While I haven't watched the movie (yet), I'm going to chime in on one of the points, about how it seems like the Capital is like San Francisco - and the implication that there is a bit of homophobia going on here, and take on part of one of the criticisms of the series as a whole, as to why it took 75 years for the Districts to start rebelling.
Something that I thought was pretty clear in the first movie (and all of the books) was that the people in the Capital have priorities that we are supposed to see as being terrible. They are so isolated from the rest of the world, from the 12 districts that they literally don't see the people of the districts as anything more than Tributes - and that the Hunger Games may be the only time they actually see people from the Districts on a regular basis.

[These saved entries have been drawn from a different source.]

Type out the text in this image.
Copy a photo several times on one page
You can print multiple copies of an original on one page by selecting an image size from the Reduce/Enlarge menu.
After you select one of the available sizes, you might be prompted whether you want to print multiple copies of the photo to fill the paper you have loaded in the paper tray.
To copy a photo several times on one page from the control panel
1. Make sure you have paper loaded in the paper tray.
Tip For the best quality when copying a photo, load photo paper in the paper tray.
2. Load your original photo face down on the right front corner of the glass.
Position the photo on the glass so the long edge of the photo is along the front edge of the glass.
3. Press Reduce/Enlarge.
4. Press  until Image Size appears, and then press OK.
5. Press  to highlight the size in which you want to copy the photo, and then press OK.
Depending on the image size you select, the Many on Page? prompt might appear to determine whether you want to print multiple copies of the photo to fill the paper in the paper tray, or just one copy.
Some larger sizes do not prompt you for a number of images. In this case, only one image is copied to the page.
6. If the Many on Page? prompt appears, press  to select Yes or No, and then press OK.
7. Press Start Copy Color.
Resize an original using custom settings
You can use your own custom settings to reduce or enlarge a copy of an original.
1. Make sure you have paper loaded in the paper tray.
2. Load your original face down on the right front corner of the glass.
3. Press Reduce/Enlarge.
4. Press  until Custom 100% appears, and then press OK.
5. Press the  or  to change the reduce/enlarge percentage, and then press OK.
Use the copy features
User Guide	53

When you have little to no contact with a subset of people... it's hard to see them as actual human beings in the best of circumstances. (see: talking to rural Christian folk about Muslims, Goths, City folk or crime rates in cities.) When you have the potential propaganda campaign around those people being Tributes, dying for your entertainment, and that has likely been going on for your entire life (75 years now), it's going to be almost impossible for people to overcome it. Hell, we're 68 years past World War 2 and we STILL tend to think of "German" with "Evil". We treat it like it's a joke - speaking German romantically is considered hilarious to a large swath of people - but there's still a tendency to have evil characters speak German, have links to Germany in one way or another (See: Dr. Heinz Doofenshmirtz from Phineas and Ferb) - and we're the Good Guys here. We allow ourselves to treat German and Germans like this due to the crimes that Nazi Germany committed in WWII. Take it to an extreme, have Germany win in WWII, and you could see the Russians, British and Americans be characterized in far worse ways by the Nazi's.
As for how this could happen and continue to happen for 75 years? Slavery in America lasted for hundreds of years. Metaphorically, I see the people of the Capital are sort of like White Americans from the 17th, 18th and early 19th century, and the people of the Districts are sort of like the Slaves in America - all of the slaves are hideously mistreated due to just happening to be of direct African descent, but most of the Whites are just clueless. They were born into a society where they were on top and AA's were not human, so that's they way it's supposed to be. When they do see the mistreatment of individual slaves, either it's ignored, rationalized (the slave deserves to be lynched) or encouraged by the majority of the ruling class. Sons watch their fathers beat slaves to work faster and learn that this is the accepted way of doing it. Daughters are told from a young age that it's not appropriate for a lady to be seen with a slave, so they don't even try to become friendly with them. Is the son an "evil" person for growing up to beat slaves into working faster? Is the daughter an "evil" person for utterly ignoring the existence of slaves (with only a few specific exceptions, like ordering house slaves to do work and the like)? It's ambiguous at best.
Sticking with the American slavery metaphor, look at the typical clothing we tend to associate with slaves and slave owners. Slaves wear simple, practical clothing that is drab and lifeless, while many of the slave owners (particularly the women) wear clothing that is absurd. Useless and decadent at best, insulting at worst - clothing that a woman can't put on by herself but requires the aid of a slave (or two) to get into. (so not only does the owner wear something that is useless and decadent, the slaves actually have to help her get herself dressed because she can't do it herself) And what's the point of all these useless and decadent clothes? To look better in social situations. To look pretty. To do nothing of real value. (For both men and women, the women's clothing is just more obvious about it.) Or look at pre-revolution France, if you want to see men dressed up as uselessly as woman. There are plenty of examples of a ruling class dressing outrageously compared to the "lower" classes.
Got off on a bit of a tangent there, but essentially: Hunger Games is NOT Homophobic in the least and it's not a stretch of any means that this could go on for 75 years.